Elektronische Patientenakte: Einheitliche Standards unverzichtbar

Bis Ende 2018 sollen die Voraussetzungen für die elektronische Patientenakte stehen. In einem Video von KV-on macht sich Dr. Thomas Kriedel, KBV-Vorstandsmitglied, dabei für einheitliche Standards stark. Dies berichtet das Deutsche Ärzteblatt.

Die Einführung der elektronischen Patientenakte sei eines der wichtigsten Vorhaben bei der Digitalisierung des Gesundheitswesens, betonte Kriedel. Die KBV wolle bei der Einführung der Akte eine Koordinierungsrolle übernehmen.

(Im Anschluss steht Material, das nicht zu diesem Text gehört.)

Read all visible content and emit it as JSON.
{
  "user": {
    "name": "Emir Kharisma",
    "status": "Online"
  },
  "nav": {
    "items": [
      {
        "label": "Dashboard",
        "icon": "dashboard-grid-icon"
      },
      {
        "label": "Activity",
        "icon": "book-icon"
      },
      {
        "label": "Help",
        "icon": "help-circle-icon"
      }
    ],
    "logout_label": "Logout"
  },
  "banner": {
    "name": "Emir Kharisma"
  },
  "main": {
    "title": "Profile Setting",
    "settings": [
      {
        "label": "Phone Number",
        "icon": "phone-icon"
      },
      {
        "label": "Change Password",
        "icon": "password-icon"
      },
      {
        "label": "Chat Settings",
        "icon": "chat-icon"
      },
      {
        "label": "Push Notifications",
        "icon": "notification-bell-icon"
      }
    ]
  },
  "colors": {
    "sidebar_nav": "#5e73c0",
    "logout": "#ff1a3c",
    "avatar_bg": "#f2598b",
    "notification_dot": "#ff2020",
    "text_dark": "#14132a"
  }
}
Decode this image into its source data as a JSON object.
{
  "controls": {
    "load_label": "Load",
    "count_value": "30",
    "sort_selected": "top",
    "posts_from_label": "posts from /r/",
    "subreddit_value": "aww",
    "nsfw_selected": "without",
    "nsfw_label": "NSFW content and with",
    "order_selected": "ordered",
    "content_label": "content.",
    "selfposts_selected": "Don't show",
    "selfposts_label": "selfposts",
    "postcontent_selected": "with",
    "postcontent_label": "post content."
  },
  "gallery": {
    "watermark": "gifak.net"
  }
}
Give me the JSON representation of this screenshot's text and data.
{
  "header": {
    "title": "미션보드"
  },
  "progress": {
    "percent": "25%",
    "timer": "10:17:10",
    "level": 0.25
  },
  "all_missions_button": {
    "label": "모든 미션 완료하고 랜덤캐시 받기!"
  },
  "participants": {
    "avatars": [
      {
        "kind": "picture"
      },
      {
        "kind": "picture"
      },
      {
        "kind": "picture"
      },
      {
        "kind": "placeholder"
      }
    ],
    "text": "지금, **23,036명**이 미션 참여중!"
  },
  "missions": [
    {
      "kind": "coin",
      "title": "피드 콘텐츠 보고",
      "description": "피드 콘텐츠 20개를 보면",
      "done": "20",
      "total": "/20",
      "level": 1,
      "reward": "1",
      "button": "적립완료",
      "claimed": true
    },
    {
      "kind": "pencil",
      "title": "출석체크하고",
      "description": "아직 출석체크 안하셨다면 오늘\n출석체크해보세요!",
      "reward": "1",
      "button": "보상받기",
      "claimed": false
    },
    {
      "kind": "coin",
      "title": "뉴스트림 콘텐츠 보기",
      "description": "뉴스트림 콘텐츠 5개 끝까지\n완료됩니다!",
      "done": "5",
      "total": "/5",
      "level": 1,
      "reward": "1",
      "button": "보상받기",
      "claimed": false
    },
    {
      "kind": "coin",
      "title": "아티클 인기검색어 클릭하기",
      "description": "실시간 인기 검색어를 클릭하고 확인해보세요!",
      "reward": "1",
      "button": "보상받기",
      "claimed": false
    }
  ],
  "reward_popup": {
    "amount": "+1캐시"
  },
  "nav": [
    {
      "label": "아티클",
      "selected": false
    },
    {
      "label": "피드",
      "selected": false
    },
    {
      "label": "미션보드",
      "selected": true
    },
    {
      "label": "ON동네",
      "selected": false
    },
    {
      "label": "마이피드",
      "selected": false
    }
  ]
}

Ziel sei es, dass die zahlreichen Patientenakten, die es wahrscheinlich geben werde, wenn jede Kasse eine eigene herausgebe, einen einheitlichen Standard haben. Ärzte dürften keinen zusätzlichen Aufwand haben, nur dann sei die Akte auch nutzbar, zitiert ihn das Blatt weiter.

Inzwischen habe der KBV-Vorstand Eckpunkte für eine Digitalisierungsstrategie und für die Patientenakte verabschiedet, die nunmehr mit der Selbstverwaltung abgestimmt werden sollen, schreibt das Deutsche Ärzteblatt.

Zu den vielen anderen Ansätzen, die es neben der Akte gebe, zählten unter anderem Apps. Auch diese würden dann künftig „auf sichere Art und Weise mit der elektronischen Patientenakte verbunden werden müssen“, sagte Kriedel. Das seien alles Dinge, die in der nächsten Legislaturperiode anstünden.

Versicherte sollen ab 2019 entscheiden können, ob sie die Anwendung nutzen und welche Daten in der Akte gespeichert werden sollen. Dazu zählen Befunde, Arztbriefe, der elektronische Medikationsplan sowie medizinische Dokumente wie Impfpass oder Mutterpass.